Zeeman has treated stock exchange and currency behaviour from one and the same model, namely what he terms the cusp catastrophe with a slow feedback. Here the rate of change of indexes (or currencies) is considered as dependent variable, while different buying patterns (“fundamental” /N in fig. below and “chartist” /S in fig. below) serve as normal and splitting parameters. Zeeman argues: the response time of X to changes in N and S is much faster than the feedback of X on N and S, so the flow lines will be almost vertical everywhere. If we fix N and S, X will seek a stable equilibrium position, an attractor surface (or: two attractor surfaces, separated by a repellor sheet and “connected” by catastrophes; one sheet is inflation/bull market, one sheet deflation/bear market, one catastrophe collapse of market or currency.

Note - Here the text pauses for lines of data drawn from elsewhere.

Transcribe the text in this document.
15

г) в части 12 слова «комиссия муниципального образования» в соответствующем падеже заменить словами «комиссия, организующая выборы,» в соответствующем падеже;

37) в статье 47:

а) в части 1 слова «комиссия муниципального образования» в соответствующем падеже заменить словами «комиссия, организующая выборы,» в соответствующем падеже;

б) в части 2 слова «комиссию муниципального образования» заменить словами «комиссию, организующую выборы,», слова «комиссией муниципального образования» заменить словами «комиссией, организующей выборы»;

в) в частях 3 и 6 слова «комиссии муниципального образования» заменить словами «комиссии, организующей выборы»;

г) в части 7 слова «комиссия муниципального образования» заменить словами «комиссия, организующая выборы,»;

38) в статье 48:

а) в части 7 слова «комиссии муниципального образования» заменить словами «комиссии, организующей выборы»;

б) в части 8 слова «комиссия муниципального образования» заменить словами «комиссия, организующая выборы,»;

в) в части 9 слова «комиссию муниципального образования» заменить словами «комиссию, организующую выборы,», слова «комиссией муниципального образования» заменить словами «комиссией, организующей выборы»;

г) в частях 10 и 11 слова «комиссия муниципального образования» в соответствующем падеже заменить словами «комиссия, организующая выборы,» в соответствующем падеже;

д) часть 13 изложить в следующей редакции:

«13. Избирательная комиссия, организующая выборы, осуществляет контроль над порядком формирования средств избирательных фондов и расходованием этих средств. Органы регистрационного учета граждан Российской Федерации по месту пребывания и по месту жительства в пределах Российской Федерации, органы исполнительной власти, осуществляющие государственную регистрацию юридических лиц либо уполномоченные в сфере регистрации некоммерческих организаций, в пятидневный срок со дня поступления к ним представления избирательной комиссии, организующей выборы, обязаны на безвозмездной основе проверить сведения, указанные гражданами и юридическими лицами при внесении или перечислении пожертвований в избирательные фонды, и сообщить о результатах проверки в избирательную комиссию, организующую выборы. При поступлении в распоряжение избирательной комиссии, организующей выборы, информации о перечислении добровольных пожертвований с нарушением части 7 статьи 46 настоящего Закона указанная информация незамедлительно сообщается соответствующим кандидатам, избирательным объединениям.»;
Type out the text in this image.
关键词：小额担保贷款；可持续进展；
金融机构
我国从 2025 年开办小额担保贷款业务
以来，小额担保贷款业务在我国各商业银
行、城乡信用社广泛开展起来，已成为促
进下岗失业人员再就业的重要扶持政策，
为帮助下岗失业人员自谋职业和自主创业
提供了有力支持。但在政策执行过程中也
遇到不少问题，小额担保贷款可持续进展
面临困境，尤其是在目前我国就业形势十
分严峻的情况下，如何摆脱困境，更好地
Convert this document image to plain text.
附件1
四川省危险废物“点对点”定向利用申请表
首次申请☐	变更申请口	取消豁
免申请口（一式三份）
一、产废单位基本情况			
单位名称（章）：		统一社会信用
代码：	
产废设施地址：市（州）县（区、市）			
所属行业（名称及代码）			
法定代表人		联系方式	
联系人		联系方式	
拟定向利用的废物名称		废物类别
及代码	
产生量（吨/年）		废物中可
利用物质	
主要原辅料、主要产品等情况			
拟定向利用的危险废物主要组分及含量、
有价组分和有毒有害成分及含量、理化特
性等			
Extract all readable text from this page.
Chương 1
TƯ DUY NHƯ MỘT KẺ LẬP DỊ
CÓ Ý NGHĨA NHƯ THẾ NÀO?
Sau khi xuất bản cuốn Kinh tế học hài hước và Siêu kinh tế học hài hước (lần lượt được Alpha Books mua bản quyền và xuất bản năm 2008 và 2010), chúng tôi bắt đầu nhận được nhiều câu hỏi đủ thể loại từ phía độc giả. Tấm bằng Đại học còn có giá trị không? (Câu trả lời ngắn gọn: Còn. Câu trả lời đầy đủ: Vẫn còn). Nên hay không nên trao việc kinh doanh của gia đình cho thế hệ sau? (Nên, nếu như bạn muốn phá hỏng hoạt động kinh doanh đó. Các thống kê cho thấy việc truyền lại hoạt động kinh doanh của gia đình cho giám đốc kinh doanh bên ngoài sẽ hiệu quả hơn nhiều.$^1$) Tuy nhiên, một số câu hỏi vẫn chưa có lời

Note that the second catastrophe is absent with the given flow direction. This is important, it tells us that the whole pattern can be manipulated, “adapted” by means of feedbacks/flow directions). Close to the attractor surface, N and S become increasingly important; there will be two horizontal components, representing the (slow) feedback effects of N and S on X. The whole sheet (the fold) is given by the equation X3 – (S – So)X – N = 0, the edge of the cusp by 3X2 + So = S, which gives the equation 4(S – So)3 = 27 N2 for the bifurcation curve. 

cusp2

Figure: “Cusp with a slow feedback”, according to Zeeman (1977). X, the state variable, measures the rate of change of an index, N = normal parameter, S = splitting parameter, the catastrophic behaviour begins at So. On the back part of the upper sheet, N is assumed constant and dS/dt positive, on the fore part dN/dT is assumed to be negative and dS/dt positive; this gives the flow direction of the feedback. On the fore part of the lower sheet both dN/dt and dS/dt are assumed to be negative, on the back part dN/dt is assumed to be positive and dS/dt still negative, this gives the flow direction of feedback on this sheet. The cusp projection on the {N,S}-plane is shaded grey, the visible part of the repellor sheet black. (The reductionist character of these models must always be kept in mind; here two obvious key parameters are considered, while others of a weaker or more ephemeral kind – e.g. interest levels – are ignored.)